27 Novembre 2021 - Ultimo aggiornamento il: 27 Novembre 2021 alle 07:37:00

Cronaca News

Centinaia in piazza per solidarietà a Melucci

foto di Anche Emiliano in piazza per Melucci
Anche Emiliano in piazza per Melucci

Alcune centinaia di persone, tra cui il presidente della Regione, Michele Emiliano, hanno partecipato ieri sera alla manifestazione di piazza a sostegno del sindaco Rinaldo Melucci. I fedelissimi del primo cittadino si sono dati appuntamento nella centralissima via Mignogna, poco dopo l’accensione ufficiale delle luminarie natalizie a cura dello stesso Melucci. Assessori, consiglieri comunali e semplici cittadini hanno ribadito il proprio appoggio al sindaco, dopo le contestuali dimissioni di diciassette consiglieri comunali, di maggioranza e di opposizione, che hanno così determinato l’avvio delle procedure di scioglimento del consiglio comunale. Nelle prossime ore, in proposito, è attesa la nomina del commissario che gestirà l’amministrazione comunale fino a nuove elezioni. Nel frattempo si susseguono le dichiarazioni politiche sulla crisi che si è aperta al Comune.
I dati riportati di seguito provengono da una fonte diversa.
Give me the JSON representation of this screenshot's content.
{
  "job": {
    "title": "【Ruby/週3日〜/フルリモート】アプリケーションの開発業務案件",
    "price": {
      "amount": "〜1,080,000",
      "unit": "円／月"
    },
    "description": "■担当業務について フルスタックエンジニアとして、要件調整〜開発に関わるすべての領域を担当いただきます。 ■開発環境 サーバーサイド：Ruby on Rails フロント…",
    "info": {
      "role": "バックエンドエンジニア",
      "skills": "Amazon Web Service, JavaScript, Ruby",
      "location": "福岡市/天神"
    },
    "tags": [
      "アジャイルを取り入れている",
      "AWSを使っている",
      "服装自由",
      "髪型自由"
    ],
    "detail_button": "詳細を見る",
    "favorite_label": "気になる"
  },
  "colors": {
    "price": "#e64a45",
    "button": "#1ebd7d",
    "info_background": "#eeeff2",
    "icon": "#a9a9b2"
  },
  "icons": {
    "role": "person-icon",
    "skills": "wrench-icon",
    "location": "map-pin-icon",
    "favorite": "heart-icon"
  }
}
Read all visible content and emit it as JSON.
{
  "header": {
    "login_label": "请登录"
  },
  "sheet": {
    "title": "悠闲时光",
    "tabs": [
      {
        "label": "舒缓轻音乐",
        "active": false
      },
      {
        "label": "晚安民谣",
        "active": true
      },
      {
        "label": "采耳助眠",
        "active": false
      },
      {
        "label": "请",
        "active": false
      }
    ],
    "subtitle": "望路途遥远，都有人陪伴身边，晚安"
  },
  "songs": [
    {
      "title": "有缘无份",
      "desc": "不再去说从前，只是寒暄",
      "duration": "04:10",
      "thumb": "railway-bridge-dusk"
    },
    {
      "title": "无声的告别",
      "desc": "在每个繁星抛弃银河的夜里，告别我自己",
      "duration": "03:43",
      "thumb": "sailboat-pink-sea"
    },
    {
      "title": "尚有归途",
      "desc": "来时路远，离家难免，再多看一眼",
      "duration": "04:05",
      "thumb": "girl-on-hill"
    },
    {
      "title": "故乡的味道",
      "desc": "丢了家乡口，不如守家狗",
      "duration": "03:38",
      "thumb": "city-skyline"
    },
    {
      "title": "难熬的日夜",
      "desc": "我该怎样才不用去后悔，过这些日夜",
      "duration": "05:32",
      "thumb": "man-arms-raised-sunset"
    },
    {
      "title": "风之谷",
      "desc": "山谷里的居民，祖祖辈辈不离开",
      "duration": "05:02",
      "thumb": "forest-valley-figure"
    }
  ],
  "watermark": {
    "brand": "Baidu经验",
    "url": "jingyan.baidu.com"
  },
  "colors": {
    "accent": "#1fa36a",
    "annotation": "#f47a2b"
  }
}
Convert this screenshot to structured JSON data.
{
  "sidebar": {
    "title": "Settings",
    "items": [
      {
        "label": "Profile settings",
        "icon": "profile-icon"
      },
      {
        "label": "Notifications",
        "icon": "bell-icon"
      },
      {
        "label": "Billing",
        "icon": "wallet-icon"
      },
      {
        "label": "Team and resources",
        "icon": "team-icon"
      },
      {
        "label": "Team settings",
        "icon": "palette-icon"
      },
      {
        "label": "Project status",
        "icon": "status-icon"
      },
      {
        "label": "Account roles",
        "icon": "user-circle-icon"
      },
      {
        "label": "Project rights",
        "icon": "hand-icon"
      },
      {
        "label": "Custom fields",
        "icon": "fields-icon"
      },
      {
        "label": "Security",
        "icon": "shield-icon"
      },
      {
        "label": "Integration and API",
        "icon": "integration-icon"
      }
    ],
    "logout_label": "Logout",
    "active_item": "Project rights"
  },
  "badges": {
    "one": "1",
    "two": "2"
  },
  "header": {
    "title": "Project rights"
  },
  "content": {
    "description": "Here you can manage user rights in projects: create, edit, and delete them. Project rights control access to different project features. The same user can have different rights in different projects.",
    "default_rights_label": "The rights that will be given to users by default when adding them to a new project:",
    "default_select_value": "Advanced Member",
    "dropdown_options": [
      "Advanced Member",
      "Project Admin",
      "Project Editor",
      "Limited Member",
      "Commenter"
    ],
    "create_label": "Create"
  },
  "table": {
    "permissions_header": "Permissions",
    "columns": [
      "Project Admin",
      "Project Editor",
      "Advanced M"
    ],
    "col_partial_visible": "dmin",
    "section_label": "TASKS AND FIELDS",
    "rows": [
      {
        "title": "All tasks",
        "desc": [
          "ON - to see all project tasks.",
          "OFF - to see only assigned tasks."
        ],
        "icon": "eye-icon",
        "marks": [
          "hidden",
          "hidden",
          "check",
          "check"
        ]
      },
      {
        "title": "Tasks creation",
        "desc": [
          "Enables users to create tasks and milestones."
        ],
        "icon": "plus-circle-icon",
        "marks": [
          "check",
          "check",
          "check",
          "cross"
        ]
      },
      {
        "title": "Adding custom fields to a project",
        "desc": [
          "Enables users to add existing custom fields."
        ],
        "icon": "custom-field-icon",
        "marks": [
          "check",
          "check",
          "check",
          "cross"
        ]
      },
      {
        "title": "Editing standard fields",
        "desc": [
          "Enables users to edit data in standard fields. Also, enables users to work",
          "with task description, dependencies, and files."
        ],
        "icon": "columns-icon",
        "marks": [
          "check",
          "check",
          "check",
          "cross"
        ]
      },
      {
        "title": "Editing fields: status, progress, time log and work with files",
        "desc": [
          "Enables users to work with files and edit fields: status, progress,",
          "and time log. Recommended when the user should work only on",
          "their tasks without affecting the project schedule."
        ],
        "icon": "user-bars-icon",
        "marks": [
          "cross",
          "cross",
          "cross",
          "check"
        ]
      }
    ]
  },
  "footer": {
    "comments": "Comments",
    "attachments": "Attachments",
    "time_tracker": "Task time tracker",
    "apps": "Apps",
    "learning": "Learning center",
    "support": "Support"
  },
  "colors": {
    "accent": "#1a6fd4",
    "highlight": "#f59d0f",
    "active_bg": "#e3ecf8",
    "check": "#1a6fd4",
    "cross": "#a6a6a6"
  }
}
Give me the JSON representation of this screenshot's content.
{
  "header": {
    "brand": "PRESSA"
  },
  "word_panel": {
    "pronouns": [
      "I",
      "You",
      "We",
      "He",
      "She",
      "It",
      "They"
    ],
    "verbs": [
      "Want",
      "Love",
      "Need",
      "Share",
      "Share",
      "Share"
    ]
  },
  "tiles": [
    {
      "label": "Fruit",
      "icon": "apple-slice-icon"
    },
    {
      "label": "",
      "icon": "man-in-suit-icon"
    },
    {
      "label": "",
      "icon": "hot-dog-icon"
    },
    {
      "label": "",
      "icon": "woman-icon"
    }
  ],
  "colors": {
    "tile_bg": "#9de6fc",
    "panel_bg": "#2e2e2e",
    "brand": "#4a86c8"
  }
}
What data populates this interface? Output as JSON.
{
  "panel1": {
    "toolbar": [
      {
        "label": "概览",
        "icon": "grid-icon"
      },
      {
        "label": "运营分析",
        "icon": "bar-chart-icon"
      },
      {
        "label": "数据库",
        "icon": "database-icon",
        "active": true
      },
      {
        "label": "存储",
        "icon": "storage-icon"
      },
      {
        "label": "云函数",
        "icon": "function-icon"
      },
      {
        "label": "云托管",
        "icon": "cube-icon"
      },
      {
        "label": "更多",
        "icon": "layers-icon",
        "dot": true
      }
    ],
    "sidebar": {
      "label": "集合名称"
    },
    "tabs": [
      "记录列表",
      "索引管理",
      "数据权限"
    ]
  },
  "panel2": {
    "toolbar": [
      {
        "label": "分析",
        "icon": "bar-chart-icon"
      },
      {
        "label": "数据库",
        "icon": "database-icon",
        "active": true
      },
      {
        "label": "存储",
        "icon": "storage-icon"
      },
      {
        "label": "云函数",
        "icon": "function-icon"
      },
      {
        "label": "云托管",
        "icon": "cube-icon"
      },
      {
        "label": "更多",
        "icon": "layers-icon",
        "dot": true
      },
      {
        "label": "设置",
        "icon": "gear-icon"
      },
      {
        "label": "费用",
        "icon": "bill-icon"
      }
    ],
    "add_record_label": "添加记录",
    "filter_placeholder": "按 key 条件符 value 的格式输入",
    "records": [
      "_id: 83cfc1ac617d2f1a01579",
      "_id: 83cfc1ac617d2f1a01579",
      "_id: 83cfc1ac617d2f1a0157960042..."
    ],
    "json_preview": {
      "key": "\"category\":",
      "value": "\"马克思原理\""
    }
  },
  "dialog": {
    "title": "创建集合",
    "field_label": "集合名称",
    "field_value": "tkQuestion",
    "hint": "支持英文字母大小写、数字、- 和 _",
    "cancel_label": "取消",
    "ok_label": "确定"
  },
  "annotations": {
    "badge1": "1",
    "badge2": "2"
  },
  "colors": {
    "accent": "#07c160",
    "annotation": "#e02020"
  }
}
Altri diciassette, tra consiglieri e assessori, ribadiscono la necessità di ripartire da Melucci: «È il candidato sindaco che noi, componenti della maggioranza consiliare refrattari a qualsiasi lusinga che nulla abbia di politico, sosterremo in questi mesi di campagna elettorale che ci porteranno verso la sua riconferma. Facciamo una scelta decisa e coerente. Noi abbiamo contribuito intensamente ai risultati dei quali oggi va orgoglioso ogni tarantino. Abbiamo offerto le nostre conoscenze, il nostro impegno, la nostra forza per una città che non vuole più nascondersi, grazie all’enorme quantità di progetti e prospettive che il sindaco Rinaldo Melucci ha realizzato in questi quattro anni e mezzo». «Vogliamo dire a viso aperto – accusano i diciassette firmatari del documento – che una congiura inqualificabile, un attacco vile consumato alle spalle della città, non fermerà questa rivoluzione. Tantissime e sincere sono le attestazioni di stima che stiamo ricevendo dai cittadini. Quelle firme non certificano la fine dell’amministrazione Melucci, sono invece il sigillo del suicidio politico di consiglieri in cerca d’autore. Una cosa che ci interessa poco, tuttavia, perché non siederanno mai più al nostro stesso tavolo. Oggi inizia una nuova fase, siamo liberi dalle tossine che hanno avvelenato una bella pagina politico amministrativa della nostra città. Ora siamo pronti a riaprire questo racconto e viverlo fino in fondo, con Rinaldo Melucci sindaco anche nel 2022».

Il documento porta la firma di Emidio Albani, Gianni Azzaro, Gaetano Ble, Dante Capriulo, Michele Demartino, Enzo Di Gregorio, Carmen Galluzzo, Lucio Lonoce, Tommy Lucarella, Gina Lupo, Adriano Tribbia, Cisberto Zaccheo, Paolo Castronovi, Mimmo Ciraci, Emanuele Di Todaro, Fabiano Marti, Francesca Viggiano. Parole di sostegno a Melucci arrivano anche dal Psi, partito che, come afferma Salvatore Mattia, della direzione nazionale, è statao il primo partito a subire il «tradimento» ad opera di un consigliere comunale «eletto nella nostra lista», che però appena insediatosi ha lasciato il partito «senza una motivazione politica». «Poi – prosegue Mattia – la storia è continuata con cambi frenetici di casacche nella maggioranza e opposizione. L’altro tradimento scandaloso lo ha subito il sindaco con i consiglieri della maggioranza che non lo hanno votato alla Provincia come presidente a favore del candidato del centrodestra Gugliotti».